Pour toute réponse, le jeune homme qui se tient en face de moi s’approche et m’embrasse délicatement. Je savais qu’il serait surpris, mais j’aime bien sa façon de réagir quand il l’est.
- Ma mère m’a déposée, lui expliqué-je. Donc je suis à l’heure pour une fois.
- Tu aurais pu me prévenir quand même.
- Ca n’aurait pas été aussi drôle si je l’avais fait.
l m’enserre au niveau de la taille pose sa tête sur mon épaule. J’avais oublié le facteur petit ami égal chauffage ambulant, là je ne risque pas l’hypothermie, mais plutôt l’hyperthermie. Je colle ma joue contre la sienne et ensemble nous attendons le retour du meilleur ami/cousin prodige.
- Je crois qu’ils arrivent, déclare Maxence une dizaine de minutes plus tard quand un quatre-quatre noir fait son approche.
- On va boire un chocolat chaud après ? Steuplé !
- On va bien réussir à convaincre Jean de faire ça.
- Génial !
Nous regardons tout le petit monde descendre de la voiture.
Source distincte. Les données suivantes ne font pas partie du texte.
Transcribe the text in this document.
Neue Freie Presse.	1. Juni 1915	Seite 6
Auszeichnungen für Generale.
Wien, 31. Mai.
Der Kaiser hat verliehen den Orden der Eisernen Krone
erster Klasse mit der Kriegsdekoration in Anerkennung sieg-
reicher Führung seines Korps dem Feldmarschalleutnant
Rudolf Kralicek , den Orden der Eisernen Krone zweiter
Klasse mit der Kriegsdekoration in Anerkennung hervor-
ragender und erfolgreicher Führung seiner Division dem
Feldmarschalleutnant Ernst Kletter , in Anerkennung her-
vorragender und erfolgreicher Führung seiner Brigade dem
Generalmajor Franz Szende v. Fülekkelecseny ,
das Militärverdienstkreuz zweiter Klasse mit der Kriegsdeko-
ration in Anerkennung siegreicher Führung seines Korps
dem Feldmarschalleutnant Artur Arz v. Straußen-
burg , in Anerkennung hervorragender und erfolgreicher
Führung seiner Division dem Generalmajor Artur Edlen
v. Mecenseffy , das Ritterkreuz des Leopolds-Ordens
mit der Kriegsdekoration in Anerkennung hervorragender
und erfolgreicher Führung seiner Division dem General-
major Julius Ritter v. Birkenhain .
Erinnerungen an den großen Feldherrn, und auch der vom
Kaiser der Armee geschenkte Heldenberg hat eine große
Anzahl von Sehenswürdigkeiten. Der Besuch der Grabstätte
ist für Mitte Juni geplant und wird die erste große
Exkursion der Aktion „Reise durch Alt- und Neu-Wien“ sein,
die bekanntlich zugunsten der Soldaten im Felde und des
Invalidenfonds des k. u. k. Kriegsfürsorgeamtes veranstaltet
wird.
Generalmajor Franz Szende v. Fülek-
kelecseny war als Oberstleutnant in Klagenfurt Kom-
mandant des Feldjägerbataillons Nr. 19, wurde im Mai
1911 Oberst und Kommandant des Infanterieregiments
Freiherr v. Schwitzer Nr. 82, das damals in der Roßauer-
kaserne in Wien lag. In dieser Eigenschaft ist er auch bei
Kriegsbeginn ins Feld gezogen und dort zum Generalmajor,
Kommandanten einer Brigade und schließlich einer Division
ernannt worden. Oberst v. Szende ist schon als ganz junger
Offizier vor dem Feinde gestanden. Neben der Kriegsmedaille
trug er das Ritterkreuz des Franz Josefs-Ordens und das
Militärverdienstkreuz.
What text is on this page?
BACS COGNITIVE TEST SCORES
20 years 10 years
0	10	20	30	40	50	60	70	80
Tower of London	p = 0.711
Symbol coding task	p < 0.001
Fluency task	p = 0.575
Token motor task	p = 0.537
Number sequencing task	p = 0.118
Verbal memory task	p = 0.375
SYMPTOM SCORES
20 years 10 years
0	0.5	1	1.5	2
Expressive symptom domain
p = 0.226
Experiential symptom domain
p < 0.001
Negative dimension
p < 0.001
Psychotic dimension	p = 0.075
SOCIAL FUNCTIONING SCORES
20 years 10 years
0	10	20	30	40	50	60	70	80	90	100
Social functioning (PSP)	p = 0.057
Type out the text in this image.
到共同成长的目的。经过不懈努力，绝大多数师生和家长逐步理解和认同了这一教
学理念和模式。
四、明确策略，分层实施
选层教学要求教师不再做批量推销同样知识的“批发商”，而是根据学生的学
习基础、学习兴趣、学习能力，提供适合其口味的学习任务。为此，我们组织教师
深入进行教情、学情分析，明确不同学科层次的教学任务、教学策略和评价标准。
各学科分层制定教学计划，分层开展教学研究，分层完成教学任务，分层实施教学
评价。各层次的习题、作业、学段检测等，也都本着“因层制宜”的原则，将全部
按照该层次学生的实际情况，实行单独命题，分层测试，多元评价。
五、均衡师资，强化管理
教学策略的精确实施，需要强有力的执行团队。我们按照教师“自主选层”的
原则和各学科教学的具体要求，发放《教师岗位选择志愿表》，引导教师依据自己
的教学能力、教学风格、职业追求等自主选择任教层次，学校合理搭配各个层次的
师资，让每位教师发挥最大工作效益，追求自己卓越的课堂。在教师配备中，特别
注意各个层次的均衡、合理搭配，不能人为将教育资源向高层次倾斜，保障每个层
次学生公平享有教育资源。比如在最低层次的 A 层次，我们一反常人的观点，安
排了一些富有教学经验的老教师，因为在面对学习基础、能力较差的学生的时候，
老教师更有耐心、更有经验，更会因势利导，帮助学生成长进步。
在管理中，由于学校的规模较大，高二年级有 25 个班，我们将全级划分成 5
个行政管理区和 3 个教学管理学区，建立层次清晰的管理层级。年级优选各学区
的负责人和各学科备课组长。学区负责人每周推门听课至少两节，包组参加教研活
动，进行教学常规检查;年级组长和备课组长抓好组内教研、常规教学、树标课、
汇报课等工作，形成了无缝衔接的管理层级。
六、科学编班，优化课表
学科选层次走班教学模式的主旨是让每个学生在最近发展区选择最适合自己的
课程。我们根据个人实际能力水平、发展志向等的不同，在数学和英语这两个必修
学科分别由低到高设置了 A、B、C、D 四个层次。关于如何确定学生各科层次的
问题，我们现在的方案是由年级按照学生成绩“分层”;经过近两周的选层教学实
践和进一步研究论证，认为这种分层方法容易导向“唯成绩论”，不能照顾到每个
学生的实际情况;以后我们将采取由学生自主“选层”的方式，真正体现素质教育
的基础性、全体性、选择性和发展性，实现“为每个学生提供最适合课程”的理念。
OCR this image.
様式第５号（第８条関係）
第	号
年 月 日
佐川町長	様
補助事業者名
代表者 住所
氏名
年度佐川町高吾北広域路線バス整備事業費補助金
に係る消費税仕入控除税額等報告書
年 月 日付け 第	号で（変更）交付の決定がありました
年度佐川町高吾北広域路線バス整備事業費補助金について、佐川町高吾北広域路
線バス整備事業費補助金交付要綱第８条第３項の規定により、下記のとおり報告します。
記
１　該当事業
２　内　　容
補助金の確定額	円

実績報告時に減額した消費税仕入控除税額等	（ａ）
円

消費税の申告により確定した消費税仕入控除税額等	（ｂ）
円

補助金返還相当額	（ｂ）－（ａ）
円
Dans la famille de Gasco je voudrais le père lunatique, la mère alcoolique, la petite sœur chieuse et le merveilleux ami. Attendez, ça fait quatre ça… Alors, pourquoi ils sont cinq ? C’est qui cette poupée Barbie qui descend de la voiture aidée de Jean et qui glousse comme une pintade ? Je me retourne vers Maxence qui hausse les épaules. Lui non plus n’est pas au courant apparemment.
- Sam ! Max ! Content de vous revoir, s’enthousiasme Jean en nous voyant.
- Nous aussi, répond-on d’une même voix.
- Oh c’est tellement mignon, vous êtes un parfait petit couple, s’exclame Barbie d’une voix de crécelle.
Oh mon Dieu ! Oh my God ! Oh mein Gott ! Et la liste pourrait encore être longue, mais ce sont seulement ces trois-là qui me viennent à l’esprit pour l’instant. J’ai peur, elle me fait vraiment peur cette fille. Pourtant, je ne suis pas du genre à m’effrayer pour si peu, mais j’avoue que là… Je veux ma maman !
- Je vous présente Laurie, ma petite amie, se décide-t-il enfin à nous dire devant nos regards étonnés.